My point is simple. Such lists endlessly re-inforce the (quite acceptable) piece of old hat that a number of world famous authors are good and have been read and enjoyed by many.

There are a few new names, usually from the Spanish-speaking world (and the odd Catalan one, such in Carmë Riera's list), which the El País readers (that paper is the Spanish Guardian) will know better than we do. Most of the readers took the questionnaire seriously, although there are always the jokers, like the bloke who said that the Paris Bleu guide and the London A-Z influenced him, and another one who seems to read nothing but Perec.

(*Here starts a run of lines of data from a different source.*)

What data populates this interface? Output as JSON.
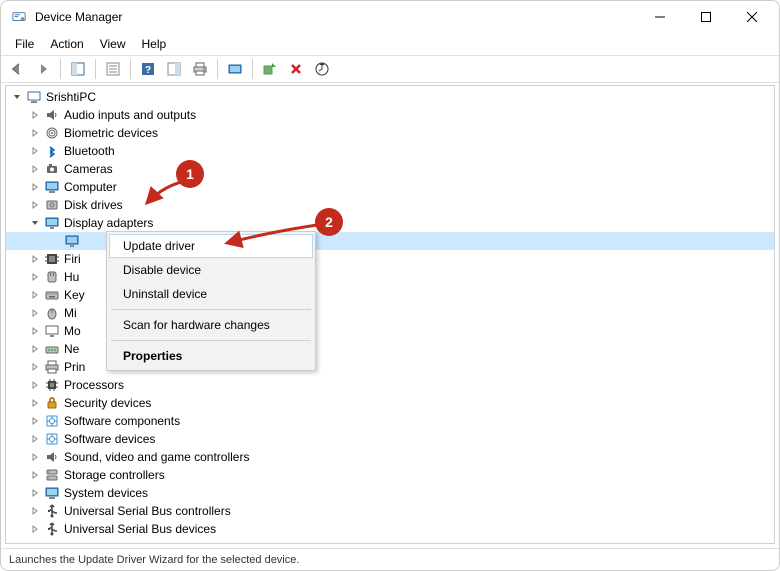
{
  "window": {
    "title": "Device Manager"
  },
  "menu": {
    "file": "File",
    "action": "Action",
    "view": "View",
    "help": "Help"
  },
  "tree": {
    "root": "SrishtiPC",
    "items": [
      {
        "label": "Audio inputs and outputs",
        "icon": "speaker"
      },
      {
        "label": "Biometric devices",
        "icon": "fingerprint"
      },
      {
        "label": "Bluetooth",
        "icon": "bluetooth"
      },
      {
        "label": "Cameras",
        "icon": "camera"
      },
      {
        "label": "Computer",
        "icon": "computer"
      },
      {
        "label": "Disk drives",
        "icon": "disk"
      },
      {
        "label": "Display adapters",
        "icon": "display",
        "expanded": true
      },
      {
        "label": "Firi",
        "icon": "firmware"
      },
      {
        "label": "Hu",
        "icon": "hid"
      },
      {
        "label": "Key",
        "icon": "keyboard"
      },
      {
        "label": "Mi",
        "icon": "mouse"
      },
      {
        "label": "Mo",
        "icon": "monitor"
      },
      {
        "label": "Ne",
        "icon": "network"
      },
      {
        "label": "Prin",
        "icon": "printqueue"
      },
      {
        "label": "Processors",
        "icon": "cpu"
      },
      {
        "label": "Security devices",
        "icon": "security"
      },
      {
        "label": "Software components",
        "icon": "software"
      },
      {
        "label": "Software devices",
        "icon": "software"
      },
      {
        "label": "Sound, video and game controllers",
        "icon": "speaker"
      },
      {
        "label": "Storage controllers",
        "icon": "storage"
      },
      {
        "label": "System devices",
        "icon": "system"
      },
      {
        "label": "Universal Serial Bus controllers",
        "icon": "usb"
      },
      {
        "label": "Universal Serial Bus devices",
        "icon": "usb"
      }
    ],
    "display_child_label": ""
  },
  "context_menu": {
    "update": "Update driver",
    "disable": "Disable device",
    "uninstall": "Uninstall device",
    "scan": "Scan for hardware changes",
    "properties": "Properties"
  },
  "statusbar": {
    "text": "Launches the Update Driver Wizard for the selected device."
  },
  "annotations": {
    "badges": [
      "1",
      "2"
    ]
  }
}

My objection to these sorts of lists is that it strengthens the idea that there is a kind of pléiade or canon of authors and books that you have to have read to be regarded as "knowing literature" or "being educated in literature". This leads to conformism and a lack of curiosity. The books mostly look to be perfectly admirable classics, but there is, for instance, a dearth of non-fiction. Only the Bible, Toynbee and a few others. That bias is, in itself, telling, because it says libros at the start, not specifying what sort of books.

If you only read the books pages of the British dailies, and never really stand on your own feet as regards looking for new authors, you would get a very similar list from 100 British readers, except that the list would be more introverted, taking less notice of translations.

It's not that there are no newbies, but that the same "oldbies" turn up, again and again.